Alguien me ha dicho:
                         -¡debés decir qué ves!
Pues bien, lo digo.
 
El agua del puerto enmudece.
Y los zapatos del policía preñan asfaltos o envoltorios de chocolate.
Charcos.
Ya lo sé, luna sobre el puente, solcito puerco.

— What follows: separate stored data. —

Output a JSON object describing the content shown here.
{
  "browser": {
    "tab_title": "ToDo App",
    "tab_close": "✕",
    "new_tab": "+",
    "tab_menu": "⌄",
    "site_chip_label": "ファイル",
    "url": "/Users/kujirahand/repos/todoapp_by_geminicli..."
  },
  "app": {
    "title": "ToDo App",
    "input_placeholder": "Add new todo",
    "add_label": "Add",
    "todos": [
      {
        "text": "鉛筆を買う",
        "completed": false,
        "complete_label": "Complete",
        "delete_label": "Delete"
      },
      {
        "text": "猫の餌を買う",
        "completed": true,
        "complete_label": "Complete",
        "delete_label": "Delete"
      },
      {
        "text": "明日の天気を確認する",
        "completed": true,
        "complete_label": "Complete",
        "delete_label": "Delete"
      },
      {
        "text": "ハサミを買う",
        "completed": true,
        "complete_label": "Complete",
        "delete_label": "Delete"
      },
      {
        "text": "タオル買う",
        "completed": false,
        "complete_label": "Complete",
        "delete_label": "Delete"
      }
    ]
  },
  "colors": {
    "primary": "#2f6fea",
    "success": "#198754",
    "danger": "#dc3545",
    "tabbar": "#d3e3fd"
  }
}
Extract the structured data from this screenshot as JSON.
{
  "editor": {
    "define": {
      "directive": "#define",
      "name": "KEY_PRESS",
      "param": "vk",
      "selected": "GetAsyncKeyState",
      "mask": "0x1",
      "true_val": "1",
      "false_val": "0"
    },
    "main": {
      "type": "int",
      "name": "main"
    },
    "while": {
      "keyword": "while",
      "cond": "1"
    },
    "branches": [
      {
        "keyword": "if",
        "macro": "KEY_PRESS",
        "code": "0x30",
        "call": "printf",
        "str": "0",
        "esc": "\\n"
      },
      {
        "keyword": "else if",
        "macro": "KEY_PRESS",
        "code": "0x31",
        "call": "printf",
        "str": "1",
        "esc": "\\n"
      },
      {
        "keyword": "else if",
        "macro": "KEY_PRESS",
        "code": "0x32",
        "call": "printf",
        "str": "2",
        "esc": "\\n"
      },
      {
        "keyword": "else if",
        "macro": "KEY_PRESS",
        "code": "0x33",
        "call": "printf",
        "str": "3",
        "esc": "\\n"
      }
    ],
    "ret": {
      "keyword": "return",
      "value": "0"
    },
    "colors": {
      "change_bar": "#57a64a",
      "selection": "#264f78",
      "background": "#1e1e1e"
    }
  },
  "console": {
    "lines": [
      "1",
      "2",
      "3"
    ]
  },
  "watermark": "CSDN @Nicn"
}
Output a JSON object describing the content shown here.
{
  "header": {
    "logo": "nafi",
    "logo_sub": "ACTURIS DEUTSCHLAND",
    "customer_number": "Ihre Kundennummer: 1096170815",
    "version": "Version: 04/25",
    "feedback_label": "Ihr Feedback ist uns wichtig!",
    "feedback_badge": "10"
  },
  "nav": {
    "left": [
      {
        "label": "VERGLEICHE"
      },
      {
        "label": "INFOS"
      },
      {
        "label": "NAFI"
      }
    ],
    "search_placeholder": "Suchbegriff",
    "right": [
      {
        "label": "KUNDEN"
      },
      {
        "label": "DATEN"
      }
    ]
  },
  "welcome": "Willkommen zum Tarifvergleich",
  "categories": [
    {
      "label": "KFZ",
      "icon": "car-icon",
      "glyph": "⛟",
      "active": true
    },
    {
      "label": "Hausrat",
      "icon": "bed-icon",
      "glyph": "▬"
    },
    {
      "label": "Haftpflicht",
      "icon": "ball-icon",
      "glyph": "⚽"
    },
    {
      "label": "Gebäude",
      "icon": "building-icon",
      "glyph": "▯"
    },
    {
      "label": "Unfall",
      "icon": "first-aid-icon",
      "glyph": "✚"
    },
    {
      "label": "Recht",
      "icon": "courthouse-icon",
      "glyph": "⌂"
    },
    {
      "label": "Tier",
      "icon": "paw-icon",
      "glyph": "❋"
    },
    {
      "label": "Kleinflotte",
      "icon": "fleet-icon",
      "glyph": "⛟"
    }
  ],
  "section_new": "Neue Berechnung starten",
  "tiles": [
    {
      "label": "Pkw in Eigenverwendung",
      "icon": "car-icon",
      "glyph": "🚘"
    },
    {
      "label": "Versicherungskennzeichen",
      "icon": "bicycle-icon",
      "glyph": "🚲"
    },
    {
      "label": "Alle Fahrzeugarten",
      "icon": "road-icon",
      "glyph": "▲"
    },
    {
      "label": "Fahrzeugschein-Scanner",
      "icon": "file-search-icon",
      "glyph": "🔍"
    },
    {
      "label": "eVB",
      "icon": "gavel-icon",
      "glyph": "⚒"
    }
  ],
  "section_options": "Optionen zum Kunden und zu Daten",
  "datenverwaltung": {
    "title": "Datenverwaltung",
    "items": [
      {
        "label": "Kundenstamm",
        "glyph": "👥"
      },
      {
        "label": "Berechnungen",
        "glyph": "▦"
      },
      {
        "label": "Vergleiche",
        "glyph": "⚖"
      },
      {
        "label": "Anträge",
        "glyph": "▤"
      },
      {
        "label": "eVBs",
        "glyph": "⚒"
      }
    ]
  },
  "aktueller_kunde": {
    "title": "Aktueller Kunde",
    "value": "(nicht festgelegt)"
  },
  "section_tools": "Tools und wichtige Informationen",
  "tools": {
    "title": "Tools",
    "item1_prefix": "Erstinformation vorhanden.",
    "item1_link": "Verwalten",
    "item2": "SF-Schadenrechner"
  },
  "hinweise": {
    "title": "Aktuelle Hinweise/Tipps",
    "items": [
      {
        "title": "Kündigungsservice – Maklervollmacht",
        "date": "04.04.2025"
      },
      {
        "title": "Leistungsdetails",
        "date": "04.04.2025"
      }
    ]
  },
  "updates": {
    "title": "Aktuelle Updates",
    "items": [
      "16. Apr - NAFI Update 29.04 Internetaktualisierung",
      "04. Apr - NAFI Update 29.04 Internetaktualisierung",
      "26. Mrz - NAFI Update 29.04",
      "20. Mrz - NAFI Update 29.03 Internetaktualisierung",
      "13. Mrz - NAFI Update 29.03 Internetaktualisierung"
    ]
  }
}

Y un solo de motores de barco,
quizá un trino de pichón desbocado
en la cara de la mujer que camina, fuma,
se pintarrajea y se va.
Umbrales.
 
II
Alguien me ha dicho:
                            -debés ser hombre, ¡reflexiona!
Pues bien, no soy ni seré
                                   -¡reflexiono!-
ni quiero ser nada y aparte, je, las tengo todas.
Y fuera de eso, qué sé yo.
 
III
Bueno, me las pico del puerto y entro a mi departamento
y lo veo, lo veo, al mismo, sí, señoras y señores,
les juro,
con ustedes, el gato de Bukowski, el mismo, blanco y bizco,
me mira apaleado
y pienso entonces en el asunto del amor,
la comida, las vacunas, el veterinario y su diagnóstico:
                                                -“míster, el gato está muy grave”
y evoca al Bukowski hospitalario con su cerveza y su Brahms preparándole
una cama, recuperándole la picardía y la gracia gatuna
chau, gatito, le digo, lo echo y se va por el tejado, pobrecito,
como puede, renguito, con furia por mi miseria
 
IV
Alguien me ha dicho: debés ser hombre, ¡selo!
Pues bien, lo soy.
Me voy a dormir y pienso
en puertos, umbrales.
 
Tal vez debería tener una mascota.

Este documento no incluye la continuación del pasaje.